Encore - Gulf of Corryvreckan Whirlpool

June 23, 2018

Corryvreckan02 (2)

Today and every Saturday Earth Science Picture of the Day invites you to rediscover favorites from the past. Saturday posts feature an EPOD that was chosen by viewers like you in our monthly Viewers' Choice polls. Join us as we look back at these intriguing and captivating images.

Photographer: Jurgen Rendtel
Summary Author: Jurgen Rendtel

September 2012 Viewer's Choice Off the west coast of Scotland strong tidal flows between the islands of Jura and Scarba of the Inner Hebrides Islands, plus an unusual underwater topography, produce the strongest natural whirlpool in Britain. Flooding water moving through the Sound of Jura is squeezed as the Sound narrows.

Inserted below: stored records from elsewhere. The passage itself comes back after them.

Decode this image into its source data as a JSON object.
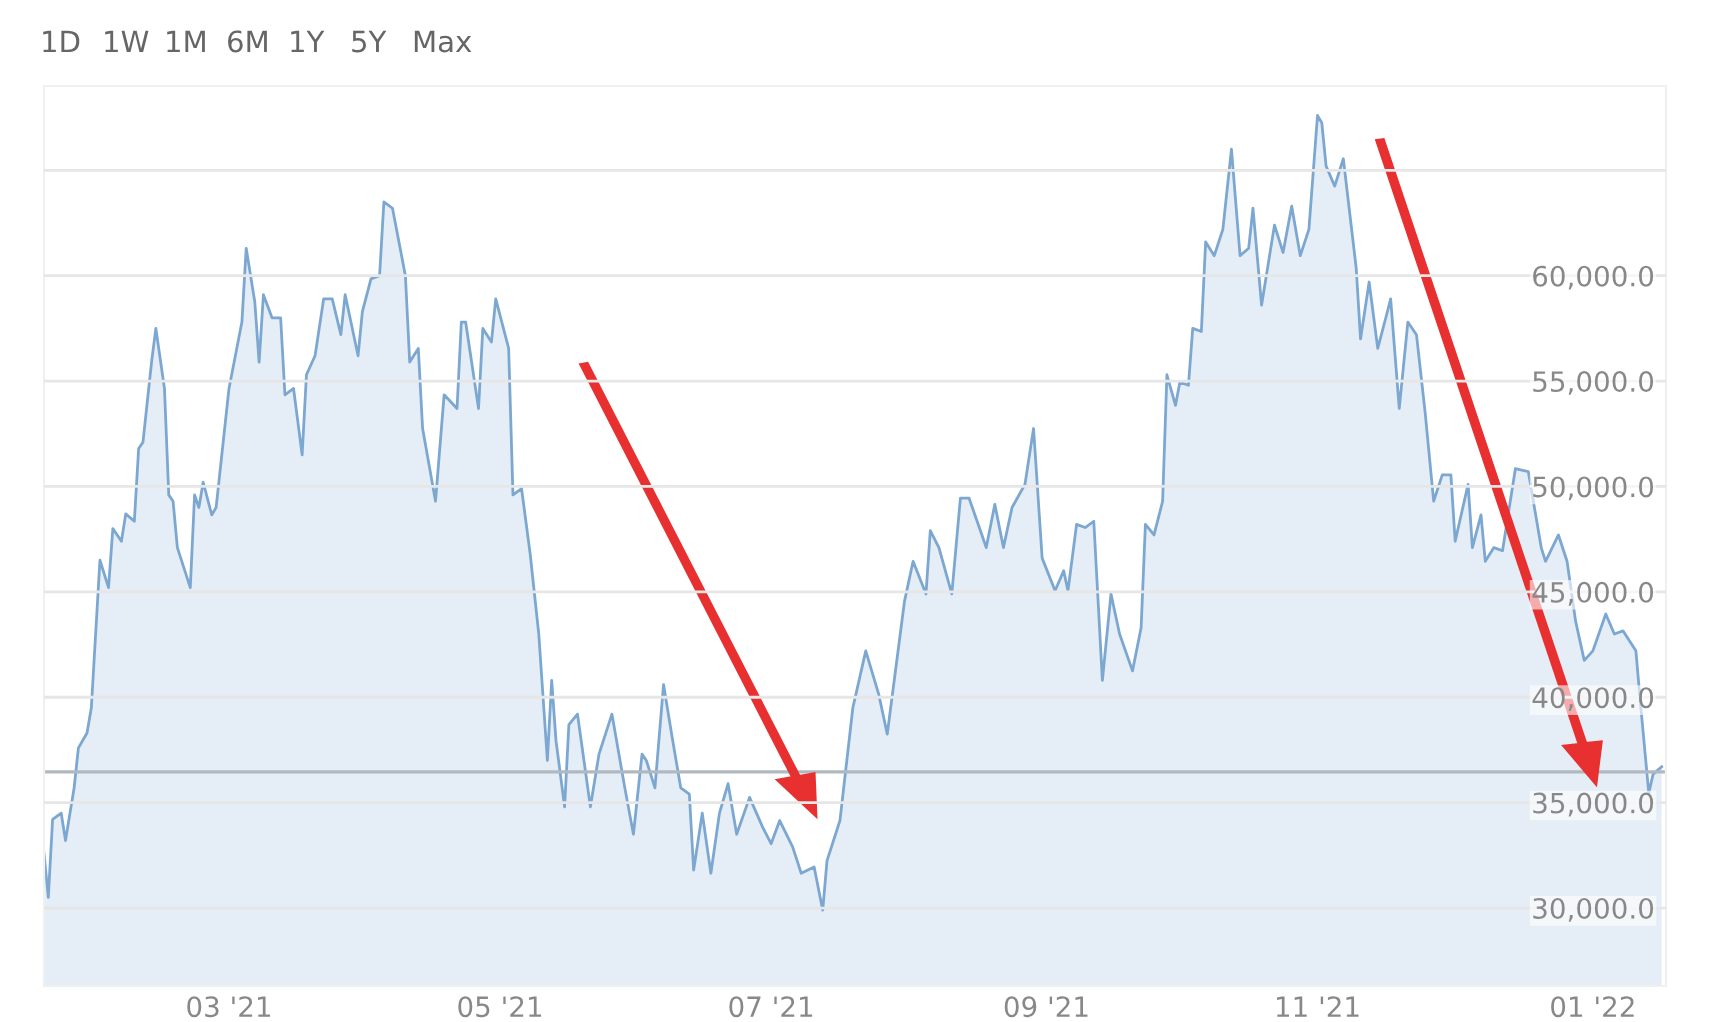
{
  "chart_data": {
    "type": "area",
    "annotations": [
      "1D",
      "1W",
      "1M",
      "6M",
      "1Y",
      "5Y",
      "Max"
    ],
    "x": [
      "2021-01-20",
      "2021-01-21",
      "2021-01-22",
      "2021-01-24",
      "2021-01-25",
      "2021-01-27",
      "2021-01-28",
      "2021-01-30",
      "2021-01-31",
      "2021-02-02",
      "2021-02-04",
      "2021-02-05",
      "2021-02-07",
      "2021-02-08",
      "2021-02-10",
      "2021-02-11",
      "2021-02-12",
      "2021-02-14",
      "2021-02-15",
      "2021-02-17",
      "2021-02-18",
      "2021-02-19",
      "2021-02-20",
      "2021-02-23",
      "2021-02-24",
      "2021-02-25",
      "2021-02-26",
      "2021-02-28",
      "2021-03-01",
      "2021-03-04",
      "2021-03-07",
      "2021-03-08",
      "2021-03-10",
      "2021-03-11",
      "2021-03-12",
      "2021-03-14",
      "2021-03-16",
      "2021-03-17",
      "2021-03-19",
      "2021-03-21",
      "2021-03-22",
      "2021-03-24",
      "2021-03-26",
      "2021-03-28",
      "2021-03-30",
      "2021-03-31",
      "2021-04-03",
      "2021-04-04",
      "2021-04-06",
      "2021-04-08",
      "2021-04-09",
      "2021-04-11",
      "2021-04-14",
      "2021-04-15",
      "2021-04-17",
      "2021-04-18",
      "2021-04-21",
      "2021-04-23",
      "2021-04-26",
      "2021-04-27",
      "2021-04-28",
      "2021-05-01",
      "2021-05-02",
      "2021-05-04",
      "2021-05-05",
      "2021-05-08",
      "2021-05-09",
      "2021-05-11",
      "2021-05-13",
      "2021-05-15",
      "2021-05-17",
      "2021-05-18",
      "2021-05-19",
      "2021-05-21",
      "2021-05-22",
      "2021-05-24",
      "2021-05-27",
      "2021-05-29",
      "2021-06-01",
      "2021-06-04",
      "2021-06-06",
      "2021-06-08",
      "2021-06-09",
      "2021-06-11",
      "2021-06-13",
      "2021-06-15",
      "2021-06-17",
      "2021-06-19",
      "2021-06-20",
      "2021-06-22",
      "2021-06-24",
      "2021-06-26",
      "2021-06-28",
      "2021-06-30",
      "2021-07-03",
      "2021-07-06",
      "2021-07-08",
      "2021-07-10",
      "2021-07-13",
      "2021-07-15",
      "2021-07-18",
      "2021-07-20",
      "2021-07-21",
      "2021-07-24",
      "2021-07-27",
      "2021-07-30",
      "2021-08-02",
      "2021-08-04",
      "2021-08-06",
      "2021-08-08",
      "2021-08-10",
      "2021-08-13",
      "2021-08-14",
      "2021-08-16",
      "2021-08-19",
      "2021-08-21",
      "2021-08-23",
      "2021-08-26",
      "2021-08-27",
      "2021-08-29",
      "2021-08-31",
      "2021-09-02",
      "2021-09-05",
      "2021-09-07",
      "2021-09-09",
      "2021-09-12",
      "2021-09-14",
      "2021-09-15",
      "2021-09-17",
      "2021-09-19",
      "2021-09-21",
      "2021-09-23",
      "2021-09-25",
      "2021-09-27",
      "2021-09-30",
      "2021-10-02",
      "2021-10-03",
      "2021-10-05",
      "2021-10-07",
      "2021-10-08",
      "2021-10-10",
      "2021-10-11",
      "2021-10-13",
      "2021-10-14",
      "2021-10-16",
      "2021-10-17",
      "2021-10-19",
      "2021-10-21",
      "2021-10-23",
      "2021-10-25",
      "2021-10-27",
      "2021-10-28",
      "2021-10-30",
      "2021-11-02",
      "2021-11-04",
      "2021-11-06",
      "2021-11-08",
      "2021-11-10",
      "2021-11-12",
      "2021-11-13",
      "2021-11-14",
      "2021-11-16",
      "2021-11-18",
      "2021-11-21",
      "2021-11-22",
      "2021-11-24",
      "2021-11-26",
      "2021-11-28",
      "2021-11-29",
      "2021-12-01",
      "2021-12-03",
      "2021-12-05",
      "2021-12-07",
      "2021-12-09",
      "2021-12-11",
      "2021-12-13",
      "2021-12-14",
      "2021-12-17",
      "2021-12-18",
      "2021-12-20",
      "2021-12-21",
      "2021-12-23",
      "2021-12-25",
      "2021-12-28",
      "2021-12-31",
      "2022-01-03",
      "2022-01-04",
      "2022-01-07",
      "2022-01-09",
      "2022-01-11",
      "2022-01-13",
      "2022-01-15",
      "2022-01-18",
      "2022-01-20",
      "2022-01-22",
      "2022-01-25",
      "2022-01-26",
      "2022-01-28",
      "2022-01-29",
      "2022-01-31"
    ],
    "series": [
      {
        "color": "#7ba7d1",
        "values": [
          32600,
          30500,
          34200,
          34500,
          33200,
          35700,
          37600,
          38300,
          39500,
          46500,
          45200,
          48000,
          47400,
          48700,
          48350,
          51800,
          52100,
          55900,
          57500,
          54650,
          49600,
          49300,
          47100,
          45200,
          49600,
          49000,
          50200,
          48650,
          49000,
          54650,
          57800,
          61300,
          58750,
          55900,
          59100,
          58000,
          58000,
          54350,
          54650,
          51500,
          55300,
          56200,
          58900,
          58900,
          57200,
          59100,
          56200,
          58300,
          59850,
          60000,
          63500,
          63200,
          60000,
          55900,
          56550,
          52750,
          49300,
          54350,
          53700,
          57800,
          57800,
          53700,
          57500,
          56850,
          58900,
          56550,
          49600,
          49900,
          46800,
          43000,
          37000,
          40800,
          37950,
          34800,
          38700,
          39200,
          34800,
          37300,
          39200,
          35700,
          33500,
          37300,
          37000,
          35700,
          40600,
          38100,
          35700,
          35400,
          31800,
          34500,
          31650,
          34500,
          35900,
          33500,
          35250,
          33850,
          33050,
          34150,
          32900,
          31650,
          31950,
          29900,
          32250,
          34150,
          39500,
          42200,
          40150,
          38250,
          41400,
          44550,
          46450,
          44900,
          47900,
          47100,
          44900,
          49450,
          49450,
          47700,
          47100,
          49150,
          47100,
          49000,
          50100,
          52750,
          46600,
          45050,
          46000,
          45050,
          48200,
          48050,
          48350,
          40800,
          44900,
          43000,
          41250,
          43300,
          48200,
          47700,
          49300,
          55300,
          53850,
          54950,
          54800,
          57500,
          57350,
          61600,
          60950,
          62200,
          66000,
          60950,
          61300,
          63200,
          58600,
          62400,
          61100,
          63300,
          60950,
          62200,
          67600,
          67250,
          65200,
          64250,
          65550,
          60350,
          57000,
          59700,
          56550,
          58100,
          58900,
          53700,
          57800,
          57200,
          53550,
          49300,
          50550,
          50550,
          47400,
          50100,
          47100,
          48650,
          46450,
          47100,
          46950,
          50850,
          50700,
          47100,
          46450,
          47700,
          46450,
          43600,
          41750,
          42200,
          43950,
          43000,
          43150,
          42200,
          39850,
          35450,
          36350,
          36700
        ]
      }
    ],
    "xlim": [
      "2021-01-20",
      "2022-02-01"
    ],
    "xticks": [
      {
        "value": "2021-03-04",
        "label": "03 '21"
      },
      {
        "value": "2021-05-06",
        "label": "05 '21"
      },
      {
        "value": "2021-07-08",
        "label": "07 '21"
      },
      {
        "value": "2021-09-10",
        "label": "09 '21"
      },
      {
        "value": "2021-11-12",
        "label": "11 '21"
      },
      {
        "value": "2022-01-15",
        "label": "01 '22"
      }
    ],
    "ylim": [
      26300,
      69000
    ],
    "yticks": [
      {
        "value": 30000,
        "label": "30,000.0"
      },
      {
        "value": 35000,
        "label": "35,000.0"
      },
      {
        "value": 40000,
        "label": "40,000.0"
      },
      {
        "value": 45000,
        "label": "45,000.0"
      },
      {
        "value": 50000,
        "label": "50,000.0"
      },
      {
        "value": 55000,
        "label": "55,000.0"
      },
      {
        "value": 60000,
        "label": "60,000.0"
      },
      {
        "value": 65000,
        "label": null
      }
    ],
    "ref_lines": [
      {
        "axis": "y",
        "value": 36460,
        "color": "#b0b8c0"
      }
    ],
    "grid": "y"
  }
}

On a full spring tide, this water rushes through the Gulf of Corryvreckan at 8.5 knots (10 mph or 16 km/h).

There's a huge hole (approximately 720 ft or 220 m deep) in the bottom of the gulf’s eastern end. This is followed by a sharp rise to an underwater basalt pillar called The Old Hag off the Scarba shore. At the steep eastern face of the Old Hag, water is thrust upwards to the surface in pulses. These bubbles are then swept westward by the tidal flow and dissipate into vortices (whirlpools). Furthermore, sizeable waves form and move against the direction of the tidal flow. The three photos above were taken from a small boat during very calm conditions on July 20, 2012 -- about one day after the new Moon. They show from top to bottom the up-thrust, the whirlpool and an impressive wave moving against the tide.

When strong winds are encountered, particularly from the west, wave height is amplified. With prolonged gales and during some storms, standing waves of nearly 10 ft (3 m) have been reported. At these times, it's possible to hear the roar of the Corryvreckan from several miles away.